De kantonrechter schat de schade op € 5.000,-
2.17.
De kantonrechter oordeelt dat de schade niet nauwkeurig kan worden vastgesteld, omdat geen van de partijen concreet heeft gesteld wat beschadigd was en wat de herstelkosten daarvan zijn. Het enige concrete aanknopingspunt dat de kantonrechter heeft is dat [persoon C] aanvankelijk heeft geoordeeld dat de schade € 3.000,- bedraagt. Later bleek die begroting niet toereikend te zijn. De kantonrechter schat de schade daarom naar billijkheid (ex aequo et bono) op € 5.000,- (artikel 6:97 BW). Hij veroordeelt Boom om dat bedrag aan [persoon A] te betalen, binnen zeven dagen na de datum dit vonnis, zoals [persoon A] heeft geëist.
2.18.
[persoon A] heeft in de dagvaarding wel geschreven over wettelijke rente, maar hij heeft dit uiteindelijk niet geeist. Daarom hoeft daarover niet geoordeeld te worden.
2.19.
Zoals de kantonrechter in het tussenvonnis al heeft geoordeeld komen de onderzoekskosten en energiekosten niet voor vergoeding in aanmerking.

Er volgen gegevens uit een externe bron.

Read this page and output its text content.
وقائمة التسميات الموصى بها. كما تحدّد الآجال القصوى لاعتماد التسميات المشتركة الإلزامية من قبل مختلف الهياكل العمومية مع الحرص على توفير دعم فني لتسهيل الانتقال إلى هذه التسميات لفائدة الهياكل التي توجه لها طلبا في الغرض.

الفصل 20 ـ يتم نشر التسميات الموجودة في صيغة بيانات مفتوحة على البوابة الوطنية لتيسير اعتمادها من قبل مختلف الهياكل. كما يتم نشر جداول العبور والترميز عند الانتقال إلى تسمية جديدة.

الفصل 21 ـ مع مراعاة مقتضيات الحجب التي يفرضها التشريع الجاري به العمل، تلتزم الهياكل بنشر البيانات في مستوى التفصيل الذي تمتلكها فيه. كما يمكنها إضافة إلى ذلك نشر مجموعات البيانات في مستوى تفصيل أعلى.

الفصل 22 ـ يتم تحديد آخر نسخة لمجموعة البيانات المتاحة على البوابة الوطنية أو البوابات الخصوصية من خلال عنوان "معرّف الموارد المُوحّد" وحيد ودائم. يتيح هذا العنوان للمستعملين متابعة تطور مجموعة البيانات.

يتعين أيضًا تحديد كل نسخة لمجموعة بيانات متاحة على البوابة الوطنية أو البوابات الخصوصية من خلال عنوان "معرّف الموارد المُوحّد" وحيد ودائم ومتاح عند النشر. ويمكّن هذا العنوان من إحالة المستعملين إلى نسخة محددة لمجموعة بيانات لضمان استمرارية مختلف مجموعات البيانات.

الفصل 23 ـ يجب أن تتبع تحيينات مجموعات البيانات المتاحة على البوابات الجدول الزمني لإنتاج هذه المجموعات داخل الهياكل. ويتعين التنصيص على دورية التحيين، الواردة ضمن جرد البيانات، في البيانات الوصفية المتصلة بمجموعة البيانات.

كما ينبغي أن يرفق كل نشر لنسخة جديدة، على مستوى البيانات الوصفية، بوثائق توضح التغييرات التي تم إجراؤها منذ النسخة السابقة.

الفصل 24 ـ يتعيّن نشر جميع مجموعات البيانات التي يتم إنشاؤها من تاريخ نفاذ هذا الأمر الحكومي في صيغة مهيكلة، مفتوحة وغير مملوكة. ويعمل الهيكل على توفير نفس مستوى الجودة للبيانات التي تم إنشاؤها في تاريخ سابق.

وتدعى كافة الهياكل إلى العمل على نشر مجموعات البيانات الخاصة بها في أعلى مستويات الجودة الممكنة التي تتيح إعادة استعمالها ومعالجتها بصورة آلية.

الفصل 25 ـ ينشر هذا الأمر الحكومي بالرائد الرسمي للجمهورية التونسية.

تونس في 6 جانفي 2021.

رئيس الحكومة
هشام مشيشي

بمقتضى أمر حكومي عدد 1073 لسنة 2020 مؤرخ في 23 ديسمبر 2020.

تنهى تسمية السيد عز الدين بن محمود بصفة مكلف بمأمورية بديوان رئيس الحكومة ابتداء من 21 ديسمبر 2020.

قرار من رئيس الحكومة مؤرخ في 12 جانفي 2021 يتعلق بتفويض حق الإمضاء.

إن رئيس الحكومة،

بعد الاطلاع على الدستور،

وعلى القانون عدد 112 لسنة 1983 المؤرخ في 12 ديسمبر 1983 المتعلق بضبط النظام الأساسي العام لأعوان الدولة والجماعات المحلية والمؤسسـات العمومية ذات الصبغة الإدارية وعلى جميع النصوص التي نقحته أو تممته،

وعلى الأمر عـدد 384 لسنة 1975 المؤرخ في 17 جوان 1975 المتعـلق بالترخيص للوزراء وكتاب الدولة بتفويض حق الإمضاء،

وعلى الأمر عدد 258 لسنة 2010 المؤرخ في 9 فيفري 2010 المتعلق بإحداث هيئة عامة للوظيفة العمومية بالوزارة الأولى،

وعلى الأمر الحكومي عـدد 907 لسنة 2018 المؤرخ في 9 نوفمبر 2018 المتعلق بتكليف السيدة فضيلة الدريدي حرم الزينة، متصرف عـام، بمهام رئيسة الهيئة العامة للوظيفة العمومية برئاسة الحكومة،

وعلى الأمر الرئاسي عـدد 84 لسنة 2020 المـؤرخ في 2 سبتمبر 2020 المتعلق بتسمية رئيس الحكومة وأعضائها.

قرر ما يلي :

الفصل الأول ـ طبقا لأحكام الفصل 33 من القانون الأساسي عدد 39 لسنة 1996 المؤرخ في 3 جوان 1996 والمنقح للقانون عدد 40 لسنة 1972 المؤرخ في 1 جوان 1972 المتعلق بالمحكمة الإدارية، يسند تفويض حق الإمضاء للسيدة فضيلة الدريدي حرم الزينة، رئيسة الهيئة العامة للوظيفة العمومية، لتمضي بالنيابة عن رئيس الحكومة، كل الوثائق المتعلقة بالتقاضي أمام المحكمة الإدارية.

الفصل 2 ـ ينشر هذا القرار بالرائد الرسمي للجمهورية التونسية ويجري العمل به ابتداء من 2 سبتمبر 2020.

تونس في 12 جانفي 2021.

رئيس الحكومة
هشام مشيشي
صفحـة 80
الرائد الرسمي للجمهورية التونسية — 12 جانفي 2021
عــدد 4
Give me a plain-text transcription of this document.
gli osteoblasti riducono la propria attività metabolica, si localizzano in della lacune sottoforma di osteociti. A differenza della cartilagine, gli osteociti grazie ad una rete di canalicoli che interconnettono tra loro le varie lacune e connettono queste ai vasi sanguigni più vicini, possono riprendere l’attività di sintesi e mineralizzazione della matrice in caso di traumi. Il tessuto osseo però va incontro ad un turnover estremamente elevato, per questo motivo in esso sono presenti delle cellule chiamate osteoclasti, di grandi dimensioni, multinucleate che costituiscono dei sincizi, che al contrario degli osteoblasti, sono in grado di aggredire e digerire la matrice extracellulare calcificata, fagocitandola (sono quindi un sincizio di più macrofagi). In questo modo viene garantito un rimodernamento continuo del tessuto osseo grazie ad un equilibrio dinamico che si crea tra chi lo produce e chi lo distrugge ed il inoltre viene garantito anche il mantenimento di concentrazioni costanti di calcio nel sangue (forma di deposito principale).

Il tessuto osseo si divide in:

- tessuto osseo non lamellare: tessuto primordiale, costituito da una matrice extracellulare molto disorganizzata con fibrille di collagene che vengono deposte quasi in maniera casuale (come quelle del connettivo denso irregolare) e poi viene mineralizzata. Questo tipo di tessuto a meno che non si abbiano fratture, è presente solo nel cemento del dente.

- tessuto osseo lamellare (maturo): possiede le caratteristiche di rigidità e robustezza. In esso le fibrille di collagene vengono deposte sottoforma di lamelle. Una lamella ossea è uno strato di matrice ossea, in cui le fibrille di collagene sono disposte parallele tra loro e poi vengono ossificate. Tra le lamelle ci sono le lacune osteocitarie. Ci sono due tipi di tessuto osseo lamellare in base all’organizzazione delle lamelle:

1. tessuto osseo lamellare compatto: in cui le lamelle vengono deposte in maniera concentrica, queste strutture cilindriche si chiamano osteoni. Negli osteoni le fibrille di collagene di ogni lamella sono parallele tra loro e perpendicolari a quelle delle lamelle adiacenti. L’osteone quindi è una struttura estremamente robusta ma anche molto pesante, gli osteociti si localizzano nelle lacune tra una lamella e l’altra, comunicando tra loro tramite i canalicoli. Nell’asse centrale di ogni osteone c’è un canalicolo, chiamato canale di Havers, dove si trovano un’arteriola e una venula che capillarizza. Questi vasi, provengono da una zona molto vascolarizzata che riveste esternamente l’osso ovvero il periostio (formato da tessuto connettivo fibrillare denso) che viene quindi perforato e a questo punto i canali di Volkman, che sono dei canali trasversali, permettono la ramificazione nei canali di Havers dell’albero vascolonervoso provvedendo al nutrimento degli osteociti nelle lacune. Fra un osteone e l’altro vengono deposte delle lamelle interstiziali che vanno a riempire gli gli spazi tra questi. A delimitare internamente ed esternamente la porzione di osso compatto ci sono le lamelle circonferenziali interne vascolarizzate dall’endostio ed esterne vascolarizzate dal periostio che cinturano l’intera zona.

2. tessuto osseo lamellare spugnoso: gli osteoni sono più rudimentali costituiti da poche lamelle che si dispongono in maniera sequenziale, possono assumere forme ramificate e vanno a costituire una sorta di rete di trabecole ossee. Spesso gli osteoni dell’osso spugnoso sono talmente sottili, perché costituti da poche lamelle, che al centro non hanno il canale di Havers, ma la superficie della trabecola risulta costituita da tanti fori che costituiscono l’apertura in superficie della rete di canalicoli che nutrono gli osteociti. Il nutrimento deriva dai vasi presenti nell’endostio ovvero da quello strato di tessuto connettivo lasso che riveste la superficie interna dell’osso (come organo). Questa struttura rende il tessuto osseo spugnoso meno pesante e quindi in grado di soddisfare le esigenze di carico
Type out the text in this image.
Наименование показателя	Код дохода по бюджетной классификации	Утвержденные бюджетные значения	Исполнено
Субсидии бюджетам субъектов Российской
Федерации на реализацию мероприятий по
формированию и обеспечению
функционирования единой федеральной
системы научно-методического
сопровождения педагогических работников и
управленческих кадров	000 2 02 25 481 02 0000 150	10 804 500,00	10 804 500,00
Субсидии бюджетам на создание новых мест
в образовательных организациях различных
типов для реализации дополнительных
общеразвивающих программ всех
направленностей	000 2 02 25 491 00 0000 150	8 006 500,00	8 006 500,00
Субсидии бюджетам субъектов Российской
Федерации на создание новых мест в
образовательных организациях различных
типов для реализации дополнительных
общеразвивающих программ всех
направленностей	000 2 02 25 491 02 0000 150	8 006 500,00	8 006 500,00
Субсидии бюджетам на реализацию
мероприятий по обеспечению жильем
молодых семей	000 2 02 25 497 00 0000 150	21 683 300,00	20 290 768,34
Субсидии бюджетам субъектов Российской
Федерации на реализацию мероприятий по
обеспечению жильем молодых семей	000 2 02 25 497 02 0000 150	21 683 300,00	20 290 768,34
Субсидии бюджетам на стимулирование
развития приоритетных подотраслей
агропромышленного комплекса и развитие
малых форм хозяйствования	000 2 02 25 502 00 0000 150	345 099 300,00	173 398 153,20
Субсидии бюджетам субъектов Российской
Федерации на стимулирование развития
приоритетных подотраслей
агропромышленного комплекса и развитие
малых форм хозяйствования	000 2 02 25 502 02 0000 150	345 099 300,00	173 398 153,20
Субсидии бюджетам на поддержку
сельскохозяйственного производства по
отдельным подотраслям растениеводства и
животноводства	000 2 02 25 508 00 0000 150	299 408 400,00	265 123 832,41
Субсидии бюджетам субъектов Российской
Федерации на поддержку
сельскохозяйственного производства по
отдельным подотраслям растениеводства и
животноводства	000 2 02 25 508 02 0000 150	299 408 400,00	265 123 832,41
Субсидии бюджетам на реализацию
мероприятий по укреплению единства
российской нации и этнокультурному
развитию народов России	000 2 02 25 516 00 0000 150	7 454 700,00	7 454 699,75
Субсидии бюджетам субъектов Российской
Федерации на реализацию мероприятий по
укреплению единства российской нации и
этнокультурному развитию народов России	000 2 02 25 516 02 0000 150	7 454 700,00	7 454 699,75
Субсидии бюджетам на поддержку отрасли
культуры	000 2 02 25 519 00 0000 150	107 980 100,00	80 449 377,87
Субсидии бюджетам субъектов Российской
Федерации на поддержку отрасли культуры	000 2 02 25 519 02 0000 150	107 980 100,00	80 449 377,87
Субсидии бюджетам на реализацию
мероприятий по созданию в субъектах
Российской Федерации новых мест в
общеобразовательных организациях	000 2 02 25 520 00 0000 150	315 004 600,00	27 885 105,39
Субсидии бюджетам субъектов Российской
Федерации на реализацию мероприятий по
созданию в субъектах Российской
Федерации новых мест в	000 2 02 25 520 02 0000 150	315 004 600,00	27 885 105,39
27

Voor de toelichting verwijst hij naar dat vonnis. Hetzelfde geldt voor de eis in reconventie.
De proceskosten worden gecompenseerd
2.20.
De kantonrechter bepaalt dat de partijen de eigen proceskosten dragen, omdat zij allebei op enkele punten ongelijk krijgen (artikel 237 Rv). Dat betekent dat zij geen vergoeding hoeven te betalen voor de kosten die de andere partij heeft gemaakt.
Dit vonnis is uitvoerbaar bij voorraad
2.21.
Dit vonnis wordt uitvoerbaar bij voorraad verklaard, omdat [persoon A] dat eist en Boom daar geen bezwaar tegen heeft gemaakt (artikel 233 Rv). Dat betekent dat het vonnis meteen mag worden uitgevoerd, ook als één van de partijen aan een hogere rechter vraagt om de zaak opnieuw te beoordelen.

3.De beslissing

De kantonrechter:
3.1.
veroordeelt Boom om binnen zeven dagen na dit vonnis € 5.000,- aan [persoon A] te betalen;
3.2.
bepaalt dat de partijen de eigen proceskosten dragen;
3.3.
verklaart dit vonnis uitvoerbaar bij voorraad;
3.4.
wijst al het andere af.
Dit vonnis is gewezen door mr. B.J.R. van Tongeren en in het openbaar uitgesproken.